Gabon to ban export of unhewn timber from 2010

Market: Round wood
19 November 2009

Nov 19, 2009. /Lesprom Network/. Gabon will ban the export of unhewn timber from the beginning of 2010, in line with a decision taken by the cabinet early this month, government and other sources said. On November 6, the government of the equatorial African country announced that it would ban the export of undressed wood in order to take advantage of its forest resources and to help tackle unemployment, as AFP reported.

The long-term aim is to export "finished and semi-finished products with a high added value," the cabinet decided.

"We've been told that the measure will be applied from the month of January and is not negotiable," a timber professional told AFP. The treatment of raw materials within Gabon was one of the electoral priorities of President Ali Bongo Ondimba, who was sworn in on October 16.

The two main trade unions of forestry workers acknowledge the need to industrialise the sector, but believe time is short.

"It's happening too fast," stressed Gerard Moussu, secretary-general of the Union of Industrial Foresters and Forest Managers (UFIGA), which includes most of the affected workers.

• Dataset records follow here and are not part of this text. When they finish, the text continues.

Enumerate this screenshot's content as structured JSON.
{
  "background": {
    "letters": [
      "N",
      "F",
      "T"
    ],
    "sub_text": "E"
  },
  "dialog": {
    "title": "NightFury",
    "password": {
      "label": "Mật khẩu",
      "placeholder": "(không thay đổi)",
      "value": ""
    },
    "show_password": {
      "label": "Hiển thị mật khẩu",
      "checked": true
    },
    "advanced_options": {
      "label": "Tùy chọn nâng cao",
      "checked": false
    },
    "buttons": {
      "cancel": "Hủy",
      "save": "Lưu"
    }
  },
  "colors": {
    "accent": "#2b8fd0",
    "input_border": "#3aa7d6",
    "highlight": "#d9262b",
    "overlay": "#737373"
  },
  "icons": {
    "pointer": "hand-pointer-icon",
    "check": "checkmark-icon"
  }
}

"We've always been in phase with government policy and our members all back the objective of 75%" of dressed wood by 2012, in line with a law passed in 2001, Moussu said.

Gabon exports about 3 million cubic metres (106 million cubic feet) of wood per year, of which 1.8 million is simply chopped lumber that has not been processed. The country, which is also oil-rich, has about 20 million hectares (49.4 million acres) of forest. Outside the civil service, the logging industry is Gabon's main employer. According to various estimates, the sector provides 10,000 direct jobs and 20,000 indirectly.